Friday, December 11, 2009

A Short History of DB2 for z/OS – Part 2

Today’s blog entry is a continuation of yesterday’s post in which we began a brief review of the history of DB2 for z/OS. That post covered Versions 1 through 3; so today we pick up our historical review with Version 4.

Version 4 was a very significant milestone in the history of DB2. It was highlighted by the introduction of Type 2 indexes, which removed the need to lock index pages (or subpages, now obsolete). Prior to V4, index locking was a particularly thorny performance problem that vexed many shops. And, of course, I’d be remiss if I did not discuss data sharing, which made its debut in V4. With data sharing, DB2 achieved new heights of scalability and availability unmatched within the realm of DBMS; it afforded users the ability to upgrade without an outage and to add new subsystems to a group “on the fly.” The new capabilities did not stop with there; V4 also introduced stored procedures, CP parallelism, performance improvements, and more. DB2 V4 was, indeed, a major milestone in the history of mainframe DB2.

In June 1997 DB2 Version 5 became generally available. It was the first DB2 version to be referred to as DB2 for OS/390 (previously it was DB2 for MVS). Not as significant as V4, we see the trend of even numbered releases being bigger and more significant than odd numbered releases (of course, this is just my opinion). V5 was touted by IBM as the e-business and BI version. It included Sysplex parallelism, prepared statement caching, reoptimization, online REORG, and conformance to the SQL-92 standard.

Version 6 brings us to 1999 and the introduction of the Universal Database term to the DB2 moniker. The “official” name of the product is now DB2 Universal Database for OS/390. And the Release Guide swelled to over 600 pages! Six categories of improvements were introduced with V6 spanning:
  • Object-relational extensions and active data
  • Network computing
  • Performance and availability
  • Capacity improvements
  • Data sharing enhancements
  • User productivity
The biggest of the new features were SQLJ, inline statistics, triggers, large objects (LOBs), user-defined functions, and distinct types.

Version 6 is also somewhat unique in that there was this “thing” typically referred to as the V6 refresh. It added functionality to DB2 without there being a new release or version. The new functionality in the refresh included SAVEPOINTs, identity columns, declared temporary tables, and performance enhancements (including star join).

March 2001 brings us to DB2 Version 7, another “smaller” version of DB2. Developed and released around the time of the Year 2000 hubbub, it offered much improved utilities and some nice new SQL functionality including scrollable cursors, limited FETCH, and row expressions.

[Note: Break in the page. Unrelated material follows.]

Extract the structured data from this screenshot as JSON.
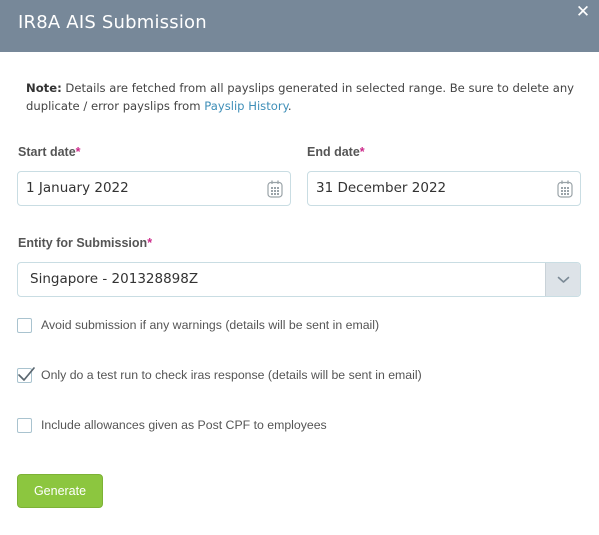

Unicode support was also introduced in Db2 V7. For a more detailed overview of V7 (and the V6 refresh) consult An Introduction to DB2 for OS/390 Version 7.

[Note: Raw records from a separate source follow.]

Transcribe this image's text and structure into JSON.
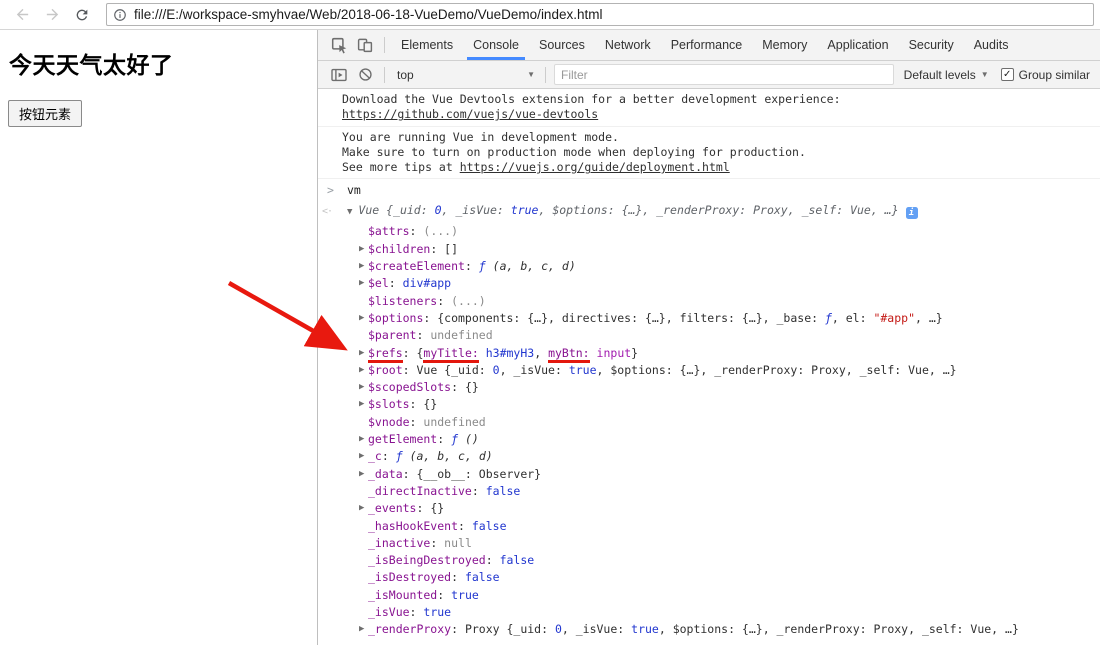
{
  "browser": {
    "url": "file:///E:/workspace-smyhvae/Web/2018-06-18-VueDemo/VueDemo/index.html"
  },
  "page": {
    "heading": "今天天气太好了",
    "button_label": "按钮元素"
  },
  "devtools": {
    "tabs": [
      "Elements",
      "Console",
      "Sources",
      "Network",
      "Performance",
      "Memory",
      "Application",
      "Security",
      "Audits"
    ],
    "active_tab": "Console",
    "toolbar": {
      "context_selector": "top",
      "filter_placeholder": "Filter",
      "levels_label": "Default levels",
      "group_similar_label": "Group similar",
      "group_similar_checked": true
    },
    "messages": [
      {
        "lines": [
          [
            {
              "t": "Download the Vue Devtools extension for a better development experience:"
            }
          ],
          [
            {
              "t": "https://github.com/vuejs/vue-devtools",
              "link": true
            }
          ]
        ]
      },
      {
        "lines": [
          [
            {
              "t": "You are running Vue in development mode."
            }
          ],
          [
            {
              "t": "Make sure to turn on production mode when deploying for production."
            }
          ],
          [
            {
              "t": "See more tips at "
            },
            {
              "t": "https://vuejs.org/guide/deployment.html",
              "link": true
            }
          ]
        ]
      }
    ],
    "command_echo": "vm",
    "result": {
      "segments": [
        {
          "t": "Vue {_uid: ",
          "c": "pv"
        },
        {
          "t": "0",
          "c": "num"
        },
        {
          "t": ", _isVue: ",
          "c": "pv"
        },
        {
          "t": "true",
          "c": "num"
        },
        {
          "t": ", $options: {…}, _renderProxy: Proxy, _self: Vue, …}",
          "c": "pv"
        }
      ]
    },
    "properties": [
      {
        "e": false,
        "s": [
          {
            "t": "$attrs",
            "c": "key"
          },
          {
            "t": ": ",
            "c": "txt"
          },
          {
            "t": "(...)",
            "c": "gray"
          }
        ]
      },
      {
        "e": true,
        "s": [
          {
            "t": "$children",
            "c": "key"
          },
          {
            "t": ": []",
            "c": "txt"
          }
        ]
      },
      {
        "e": true,
        "s": [
          {
            "t": "$createElement",
            "c": "key"
          },
          {
            "t": ": ",
            "c": "txt"
          },
          {
            "t": "ƒ",
            "c": "fn"
          },
          {
            "t": " (a, b, c, d)",
            "c": "it"
          }
        ]
      },
      {
        "e": true,
        "s": [
          {
            "t": "$el",
            "c": "key"
          },
          {
            "t": ": ",
            "c": "txt"
          },
          {
            "t": "div#app",
            "c": "node"
          }
        ]
      },
      {
        "e": false,
        "s": [
          {
            "t": "$listeners",
            "c": "key"
          },
          {
            "t": ": ",
            "c": "txt"
          },
          {
            "t": "(...)",
            "c": "gray"
          }
        ]
      },
      {
        "e": true,
        "s": [
          {
            "t": "$options",
            "c": "key"
          },
          {
            "t": ": {components: {…}, directives: {…}, filters: {…}, _base: ",
            "c": "txt"
          },
          {
            "t": "ƒ",
            "c": "fn"
          },
          {
            "t": ", el: ",
            "c": "txt"
          },
          {
            "t": "\"#app\"",
            "c": "str"
          },
          {
            "t": ", …}",
            "c": "txt"
          }
        ]
      },
      {
        "e": false,
        "s": [
          {
            "t": "$parent",
            "c": "key"
          },
          {
            "t": ": ",
            "c": "txt"
          },
          {
            "t": "undefined",
            "c": "gray"
          }
        ]
      },
      {
        "e": true,
        "s": [
          {
            "t": "$refs",
            "c": "key",
            "u": true
          },
          {
            "t": ": {",
            "c": "txt"
          },
          {
            "t": "myTitle:",
            "c": "key",
            "u": true
          },
          {
            "t": " ",
            "c": "txt"
          },
          {
            "t": "h3#myH3",
            "c": "node"
          },
          {
            "t": ", ",
            "c": "txt"
          },
          {
            "t": "myBtn:",
            "c": "key",
            "u": true
          },
          {
            "t": " ",
            "c": "txt"
          },
          {
            "t": "input",
            "c": "nodem"
          },
          {
            "t": "}",
            "c": "txt"
          }
        ]
      },
      {
        "e": true,
        "s": [
          {
            "t": "$root",
            "c": "key"
          },
          {
            "t": ": Vue {_uid: ",
            "c": "txt"
          },
          {
            "t": "0",
            "c": "num"
          },
          {
            "t": ", _isVue: ",
            "c": "txt"
          },
          {
            "t": "true",
            "c": "num"
          },
          {
            "t": ", $options: {…}, _renderProxy: Proxy, _self: Vue, …}",
            "c": "txt"
          }
        ]
      },
      {
        "e": true,
        "s": [
          {
            "t": "$scopedSlots",
            "c": "key"
          },
          {
            "t": ": {}",
            "c": "txt"
          }
        ]
      },
      {
        "e": true,
        "s": [
          {
            "t": "$slots",
            "c": "key"
          },
          {
            "t": ": {}",
            "c": "txt"
          }
        ]
      },
      {
        "e": false,
        "s": [
          {
            "t": "$vnode",
            "c": "key"
          },
          {
            "t": ": ",
            "c": "txt"
          },
          {
            "t": "undefined",
            "c": "gray"
          }
        ]
      },
      {
        "e": true,
        "s": [
          {
            "t": "getElement",
            "c": "key"
          },
          {
            "t": ": ",
            "c": "txt"
          },
          {
            "t": "ƒ",
            "c": "fn"
          },
          {
            "t": " ()",
            "c": "it"
          }
        ]
      },
      {
        "e": true,
        "s": [
          {
            "t": "_c",
            "c": "key"
          },
          {
            "t": ": ",
            "c": "txt"
          },
          {
            "t": "ƒ",
            "c": "fn"
          },
          {
            "t": " (a, b, c, d)",
            "c": "it"
          }
        ]
      },
      {
        "e": true,
        "s": [
          {
            "t": "_data",
            "c": "key"
          },
          {
            "t": ": {__ob__: Observer}",
            "c": "txt"
          }
        ]
      },
      {
        "e": false,
        "s": [
          {
            "t": "_directInactive",
            "c": "key"
          },
          {
            "t": ": ",
            "c": "txt"
          },
          {
            "t": "false",
            "c": "num"
          }
        ]
      },
      {
        "e": true,
        "s": [
          {
            "t": "_events",
            "c": "key"
          },
          {
            "t": ": {}",
            "c": "txt"
          }
        ]
      },
      {
        "e": false,
        "s": [
          {
            "t": "_hasHookEvent",
            "c": "key"
          },
          {
            "t": ": ",
            "c": "txt"
          },
          {
            "t": "false",
            "c": "num"
          }
        ]
      },
      {
        "e": false,
        "s": [
          {
            "t": "_inactive",
            "c": "key"
          },
          {
            "t": ": ",
            "c": "txt"
          },
          {
            "t": "null",
            "c": "gray"
          }
        ]
      },
      {
        "e": false,
        "s": [
          {
            "t": "_isBeingDestroyed",
            "c": "key"
          },
          {
            "t": ": ",
            "c": "txt"
          },
          {
            "t": "false",
            "c": "num"
          }
        ]
      },
      {
        "e": false,
        "s": [
          {
            "t": "_isDestroyed",
            "c": "key"
          },
          {
            "t": ": ",
            "c": "txt"
          },
          {
            "t": "false",
            "c": "num"
          }
        ]
      },
      {
        "e": false,
        "s": [
          {
            "t": "_isMounted",
            "c": "key"
          },
          {
            "t": ": ",
            "c": "txt"
          },
          {
            "t": "true",
            "c": "num"
          }
        ]
      },
      {
        "e": false,
        "s": [
          {
            "t": "_isVue",
            "c": "key"
          },
          {
            "t": ": ",
            "c": "txt"
          },
          {
            "t": "true",
            "c": "num"
          }
        ]
      },
      {
        "e": true,
        "s": [
          {
            "t": "_renderProxy",
            "c": "key"
          },
          {
            "t": ": Proxy {_uid: ",
            "c": "txt"
          },
          {
            "t": "0",
            "c": "num"
          },
          {
            "t": ", _isVue: ",
            "c": "txt"
          },
          {
            "t": "true",
            "c": "num"
          },
          {
            "t": ", $options: {…}, _renderProxy: Proxy, _self: Vue, …}",
            "c": "txt"
          }
        ]
      }
    ]
  },
  "colors": {
    "active_tab_accent": "#448aff",
    "key_purple": "#881391",
    "value_blue": "#2136cf",
    "string_red": "#c41a16",
    "annotation_red": "#e8190f"
  }
}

DB2 Version 8 followed, but not immediately. IBM took advantage of Y2K and the general desire of shop’s to avoid change during this period to take its time and deliver the most significant and feature-laden version of DB2 ever. V8 had more new lines of code than DB2 V1R1 had total lines of code!

I don’t want to get bogged down in recent history here outlining the features and functionality of DB2 releases that should be fresh in our memory (V8 and V9). If you really want some details on those refer to these links for them:

An Overview of DB2 for z/OS Version 8


DB2 9 for z/OS Features



Which brings us to today. Most shops should be either running Version 9 in production or planning their migration from V8 to V9. And we are all waiting with baited breath for DB2 X… which hopefully should be announced sometime next year.

Thursday, December 10, 2009

A Short History of DB2 for z/OS – Part 1

Let's go back in time... almost three decades ago... back to the wild and woolly 1980s! And watch our favorite DBMS, DB2, grow up over time.

Version 1 Release 1 was announced on June 7, 1983. And it became generally available on Tuesday, April 2, 1985. I wonder if it was ready on April 1st but not released because of April Fool’s Day? Any old-time IBMer out there care to comment?

Initial DB2 development focused on the basics of making a relational DBMS work. Early releases of DB2 were viewed by many as an “information center” DBMS, not for production work like IMS.

Version 1 Release 2 was announced on February 4, 1986 and was released for general availability a month later on March 7, 1986. Wow! Can you imagine waiting only a month for a new release of DB2 these days? But that is how it happened back then. Same thing for Version 1 Release 3, which was announced on May 19, 1987 and became GA on June 26, 1987. DB2 V1R3 saw the introduction of date data types.

You might notice that IBM delivered “releases” of DB2 back in the 1980s, whereas today (and ever since V3) there have only been versions. Versions are major, whereas releases are not quite as significant as a version.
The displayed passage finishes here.